Джослин взял торт и молоко и остался стоять живой ширмой, холодея от мысли, что сейчас появится Дидо в своей любимой позе, на корточках у самого окна, – так она всегда давала о себе знать. И, о боже милостивый, чего доброго, еще запоет по своему обыкновению: «Поцелуй меня, потом я тебя!»

Чтобы убить в зародыше эту устрашающую перспективу, пришлось прибегнуть к не менее устрашающему кашлю. Миссис Мерл назидательно покачала высокой прической.

– Прилягте отдохнуть минут на десять, вам это нужно. Вы ведь не забыли, правда? Сегодня вечером?

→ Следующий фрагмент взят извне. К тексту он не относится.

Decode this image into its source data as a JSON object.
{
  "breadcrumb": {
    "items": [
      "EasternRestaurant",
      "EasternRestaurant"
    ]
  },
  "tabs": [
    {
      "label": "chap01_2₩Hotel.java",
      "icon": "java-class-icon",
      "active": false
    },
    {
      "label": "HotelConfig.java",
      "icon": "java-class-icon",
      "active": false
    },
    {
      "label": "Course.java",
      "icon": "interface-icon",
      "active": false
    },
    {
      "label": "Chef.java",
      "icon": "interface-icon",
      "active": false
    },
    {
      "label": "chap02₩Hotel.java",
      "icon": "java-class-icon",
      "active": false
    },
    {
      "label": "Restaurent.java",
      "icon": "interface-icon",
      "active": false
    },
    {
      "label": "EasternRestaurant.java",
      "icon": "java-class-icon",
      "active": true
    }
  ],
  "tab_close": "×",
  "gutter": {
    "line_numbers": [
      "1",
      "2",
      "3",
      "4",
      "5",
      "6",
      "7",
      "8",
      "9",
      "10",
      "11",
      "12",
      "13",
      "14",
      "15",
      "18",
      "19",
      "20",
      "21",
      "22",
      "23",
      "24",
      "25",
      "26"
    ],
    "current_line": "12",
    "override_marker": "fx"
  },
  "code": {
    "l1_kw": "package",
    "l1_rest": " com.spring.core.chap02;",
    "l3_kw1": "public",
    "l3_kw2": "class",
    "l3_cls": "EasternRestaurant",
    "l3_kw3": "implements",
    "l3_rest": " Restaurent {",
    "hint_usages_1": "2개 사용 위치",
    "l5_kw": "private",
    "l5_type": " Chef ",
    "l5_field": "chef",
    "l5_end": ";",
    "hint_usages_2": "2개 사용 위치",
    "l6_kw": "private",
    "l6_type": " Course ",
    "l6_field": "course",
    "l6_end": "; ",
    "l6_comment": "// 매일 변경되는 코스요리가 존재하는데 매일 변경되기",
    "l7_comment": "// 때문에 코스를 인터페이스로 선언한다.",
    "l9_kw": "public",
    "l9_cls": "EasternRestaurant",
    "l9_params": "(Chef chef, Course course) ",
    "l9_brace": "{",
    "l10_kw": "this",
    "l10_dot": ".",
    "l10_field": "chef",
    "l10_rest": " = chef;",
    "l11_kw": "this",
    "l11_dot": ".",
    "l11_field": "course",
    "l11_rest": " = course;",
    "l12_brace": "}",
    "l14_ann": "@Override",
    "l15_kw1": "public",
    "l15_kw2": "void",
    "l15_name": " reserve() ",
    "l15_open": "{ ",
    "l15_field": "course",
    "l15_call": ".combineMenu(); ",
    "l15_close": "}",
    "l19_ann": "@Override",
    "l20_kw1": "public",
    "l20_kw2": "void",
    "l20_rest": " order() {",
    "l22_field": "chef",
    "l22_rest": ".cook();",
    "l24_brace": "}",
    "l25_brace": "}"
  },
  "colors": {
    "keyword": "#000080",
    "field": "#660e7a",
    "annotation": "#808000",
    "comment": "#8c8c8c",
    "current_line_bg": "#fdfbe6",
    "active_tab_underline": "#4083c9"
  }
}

Этот, гм, этот… покер?

Она выплюнула последнее слово, как будто выронила склянку с нитроглицерином.

– Нет, нет, миссис Мерл! – зычно выкрикнул Джослин, кашляя. – Положитесь на меня, миссис Мерл!

Он взялся за дверную ручку в надежде, что она поймет и ретируется. Но хозяйка не двигалась с места.

– Позволю себе дать вам совет, – продолжала она, – девочки скоро оккупируют ванную. На вашем месте я бы воспользовалась ею сейчас.

С этими словами она повернулась вполоборота к двери.

– Огромное спасибо, миссис Мерл! Сию минуту так и сделаю.

Но она еще не закончила. Ее палец указывал вниз.

– Это что такое?

Два огонька, два жалобных глаза мерцали из-под разлегшейся на полу кучки шерсти.

– О, это, э-э… Это Номер пять, миссис Мерл. Урсулин песик.

– Я вижу. Что он делает у вас?

– Он заходит иногда ко мне в гости.

– Если он вам мешает…

– Вовсе нет, миссис Мерл! Он нисколько мне не мешает!

Мешая слова с кашлем, Джослин твердой рукой потянул на себя дверную ручку и добавил, хитро блеснув глазами:

– К тому же он имеет право. Он ведь мужского пола.

Это был тонкий намек на правило, которое установила миссис Мерл, когда Джослин поселился в пансионе. Никаких женщин в студии. Ни под каким видом. За исключением его матери.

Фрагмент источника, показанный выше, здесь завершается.